Verdi, Giuseppe - Aida - Domingo, Plácido
Anna Tomowa-Sintow (Aida), Brigitte Fassbaender (Amneris), Plácido Domingo (Radamès), Siegmund Nimsgern (Amonasro), Robert Lloyd (Ramphis), Nikolaus Hillebrand (Il Re di Egitto), Norbert Orth (Un Messaggero), Marianne Seibel (Una Sacerdotessa)
Bayerisches Staatsorchester, Chor der Bayerischen Staatsoper / Riccardo Muti
“Riccardo Muti's 1974 studio recording on EMI, with Caballé, Cossotto and Domingo, has been one of the steady recommendations for this work on CD. This live account from 1979 in many, but not all ways, surpasses the studio performance.
In the first place, Muti's reading has matured to the extent of being less wilful – for instance, his tempo for the closing scene's 'O terra addio' is the better for being more orthodox – and even more persuasive in terms of fulfilling Verdi's exacting demands on all concerned.
Seldom can the full panoply and subtlety of the composer's scoring, especially the wonderful wind writing, have been so clearly expounded. The chorus is also commendable in every respect.
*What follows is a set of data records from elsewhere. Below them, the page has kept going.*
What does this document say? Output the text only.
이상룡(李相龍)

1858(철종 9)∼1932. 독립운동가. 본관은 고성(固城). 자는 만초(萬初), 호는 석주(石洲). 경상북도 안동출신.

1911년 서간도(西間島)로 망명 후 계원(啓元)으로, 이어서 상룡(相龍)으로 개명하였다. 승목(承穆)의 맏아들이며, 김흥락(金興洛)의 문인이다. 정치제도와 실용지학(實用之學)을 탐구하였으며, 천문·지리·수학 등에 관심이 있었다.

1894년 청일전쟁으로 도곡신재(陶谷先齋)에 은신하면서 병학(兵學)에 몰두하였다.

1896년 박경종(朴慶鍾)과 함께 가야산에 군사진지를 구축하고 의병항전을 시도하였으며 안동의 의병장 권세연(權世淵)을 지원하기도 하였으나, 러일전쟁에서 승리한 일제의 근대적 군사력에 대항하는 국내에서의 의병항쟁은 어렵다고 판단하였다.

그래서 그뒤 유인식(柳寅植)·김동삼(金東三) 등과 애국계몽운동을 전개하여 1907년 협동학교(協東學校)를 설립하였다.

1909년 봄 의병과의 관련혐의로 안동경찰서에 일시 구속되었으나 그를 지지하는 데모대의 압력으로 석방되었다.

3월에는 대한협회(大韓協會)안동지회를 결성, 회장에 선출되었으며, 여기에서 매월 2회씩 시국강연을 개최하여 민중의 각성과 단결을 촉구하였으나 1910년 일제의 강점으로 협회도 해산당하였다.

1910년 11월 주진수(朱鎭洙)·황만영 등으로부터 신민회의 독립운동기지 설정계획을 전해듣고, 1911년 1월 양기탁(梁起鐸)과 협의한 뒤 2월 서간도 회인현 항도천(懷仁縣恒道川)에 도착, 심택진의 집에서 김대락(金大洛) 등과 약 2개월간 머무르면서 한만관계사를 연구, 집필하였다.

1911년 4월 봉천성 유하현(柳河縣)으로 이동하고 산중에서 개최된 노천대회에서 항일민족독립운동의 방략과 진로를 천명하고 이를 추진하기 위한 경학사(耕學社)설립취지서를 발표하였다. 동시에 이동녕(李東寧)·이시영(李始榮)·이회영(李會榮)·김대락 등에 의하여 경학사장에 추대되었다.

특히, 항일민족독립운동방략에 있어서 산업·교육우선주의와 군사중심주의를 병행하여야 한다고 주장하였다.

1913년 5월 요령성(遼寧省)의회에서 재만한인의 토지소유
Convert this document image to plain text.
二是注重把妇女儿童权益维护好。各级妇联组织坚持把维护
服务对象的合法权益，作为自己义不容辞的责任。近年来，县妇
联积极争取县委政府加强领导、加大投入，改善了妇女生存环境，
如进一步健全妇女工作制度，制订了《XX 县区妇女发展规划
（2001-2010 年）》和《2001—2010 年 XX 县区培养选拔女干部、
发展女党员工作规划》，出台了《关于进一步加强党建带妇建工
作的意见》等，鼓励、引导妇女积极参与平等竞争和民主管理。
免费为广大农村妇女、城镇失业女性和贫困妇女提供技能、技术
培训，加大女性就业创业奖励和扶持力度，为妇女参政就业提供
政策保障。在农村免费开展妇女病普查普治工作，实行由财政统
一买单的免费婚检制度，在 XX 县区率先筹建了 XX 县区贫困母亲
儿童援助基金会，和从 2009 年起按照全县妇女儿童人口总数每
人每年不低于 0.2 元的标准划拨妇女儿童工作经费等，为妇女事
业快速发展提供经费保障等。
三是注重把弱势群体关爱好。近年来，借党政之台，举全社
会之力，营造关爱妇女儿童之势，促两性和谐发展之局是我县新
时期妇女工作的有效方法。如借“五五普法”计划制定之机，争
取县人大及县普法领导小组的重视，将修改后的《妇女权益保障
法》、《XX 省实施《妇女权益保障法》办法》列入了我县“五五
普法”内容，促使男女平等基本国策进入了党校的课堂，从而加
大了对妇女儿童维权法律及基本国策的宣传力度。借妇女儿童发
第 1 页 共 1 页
Domingo, fine enough on EMI, here gives possibly his most responsive and exciting Radames on disc and that's saying something. In tremendous voice, he produces magic towards the end of 'Celeste Aida' with the triple pianissimo Verdi asks for but seldom gets, and throughout he make every effort to fulfil Verdi's demand for dolce and pp effects. It hardly needs saying that he was at the time at the peak of his amazing powers.
Tomowa-Sintow provides most of the heft combined with sensibility that the title part calls for.
Although she can't manage Caballé's many exquisite moments when she floats her tone on high, she has the firmer, stronger voice to ride the orchestra at climactic moments. You don't quite feel the strong identification with the part that Fassbaender undoubtedly gives to her first Amneris. Fassbaender is very much her idiosyncratic, wholly compelling self, rising to heights of music-drama in Amneris's great Act 4 scene, the repeated 'io stessa… lo getta' rending the heart. This is an interpretation to savour.
The recording, although the voices are sometimes a little distanced, catches the high excitement of a first night in the opera house. Applause is never intrusive, scenery change only once so.
This is as gripping an account of the piece of any on disc.”